Let $(a_n)_{n \in \mathbb{N}}$ be the sequence of integers defined recursively by $a_0 = 0$, $a_1 = 1$, and $a_{n+2} = 4a_{n+1}+a_{n}$ for $n \geq 0$. Prove that if $\gcd(a_m,a_{m+1}) = d > 1$, then $\gcd(a_m,a_{m-1}) = d$ where $m \geq 2$.
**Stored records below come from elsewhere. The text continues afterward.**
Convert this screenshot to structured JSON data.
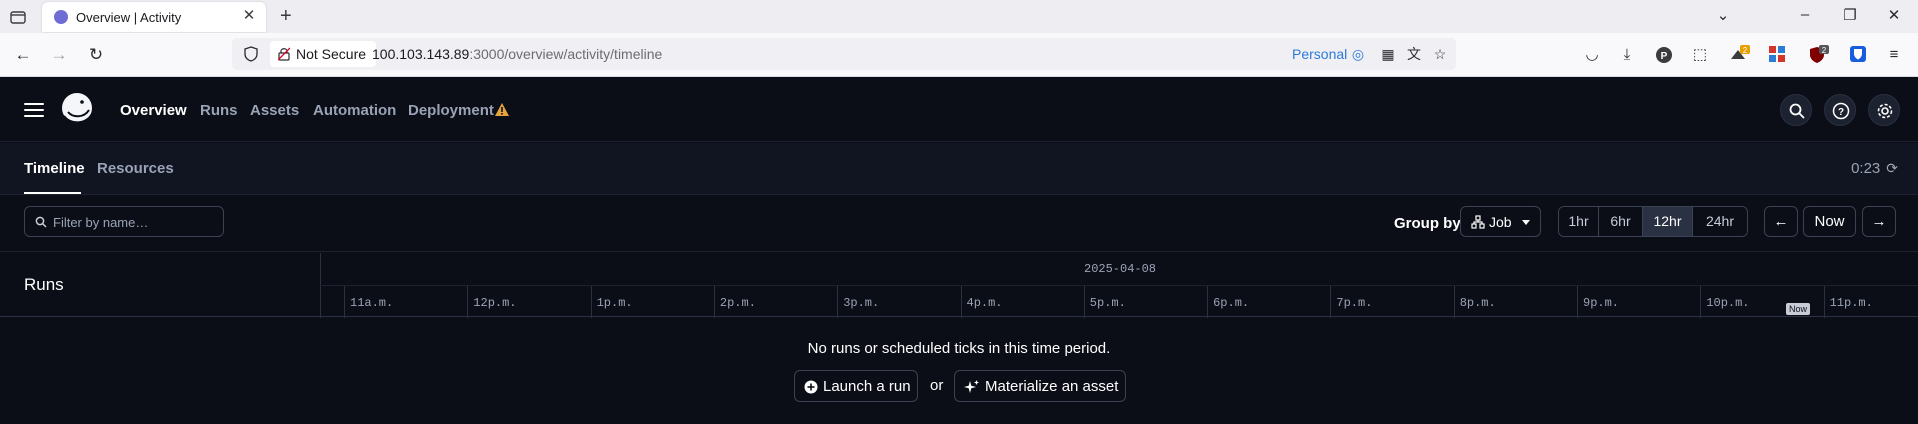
{
  "browser": {
    "tab_title": "Overview | Activity",
    "url_host": "100.103.143.89",
    "url_rest": ":3000/overview/activity/timeline",
    "not_secure": "Not Secure",
    "container_label": "Personal",
    "ublock_count": "2",
    "ext_badge_count": "2"
  },
  "nav": {
    "items": [
      {
        "label": "Overview",
        "active": true
      },
      {
        "label": "Runs"
      },
      {
        "label": "Assets"
      },
      {
        "label": "Automation"
      },
      {
        "label": "Deployment"
      }
    ]
  },
  "subnav": {
    "tabs": [
      {
        "label": "Timeline"
      },
      {
        "label": "Resources"
      }
    ],
    "refresh_timer": "0:23"
  },
  "filters": {
    "search_placeholder": "Filter by name…",
    "group_by_label": "Group by",
    "group_by_value": "Job",
    "ranges": [
      "1hr",
      "6hr",
      "12hr",
      "24hr"
    ],
    "active_range": "12hr",
    "now_label": "Now"
  },
  "timeline": {
    "runs_label": "Runs",
    "date": "2025-04-08",
    "hours": [
      "11a.m.",
      "12p.m.",
      "1p.m.",
      "2p.m.",
      "3p.m.",
      "4p.m.",
      "5p.m.",
      "6p.m.",
      "7p.m.",
      "8p.m.",
      "9p.m.",
      "10p.m.",
      "11p.m."
    ],
    "now_badge": "Now"
  },
  "empty_state": {
    "message": "No runs or scheduled ticks in this time period.",
    "launch_label": "Launch a run",
    "or_label": "or",
    "materialize_label": "Materialize an asset"
  }
}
It can be shown that if $m|n$, then $a_{m}|a_{n}$. I am wondering if this helps prove the statement or we have to use the Euclidean algorithm to derive it.

Answer 1

Rewrite the recurrence as $$ a_{m+1} = 4a_m +a_{m-1} $$ Now suppose that $d$ divides both terms on the right. Can you explain why it divides the left?

Answer 2

Assuming $\gcd(a_m,a_{m-1}) = d$, we have $d|a_m$ and $d|a_{m-1}$. Moreover, according to $a_{n+2} = 4a_{n+1}+a_{n}$, we have $a_{m+1} = 4a_m +a_{m-1}$. So, it is concluded that:

$$d|a_m\ \ \ \&\ \ \ d|a_{m-1} \rightarrow \ \ d|(4a_m +a_{m-1})\to \ d|a_{m+1} \to \ d|\gcd(a_m,a_{m+1})$$

Now, assuming $\gcd(a_m,a_{m+1})=d'$, according to $a_{m-1} = -4a_m +a_{m+1}$, similarly it is concluded that $d'|\gcd(a_m,a_{m-1})=d$.

Thus, we can conclude that $d=d'$.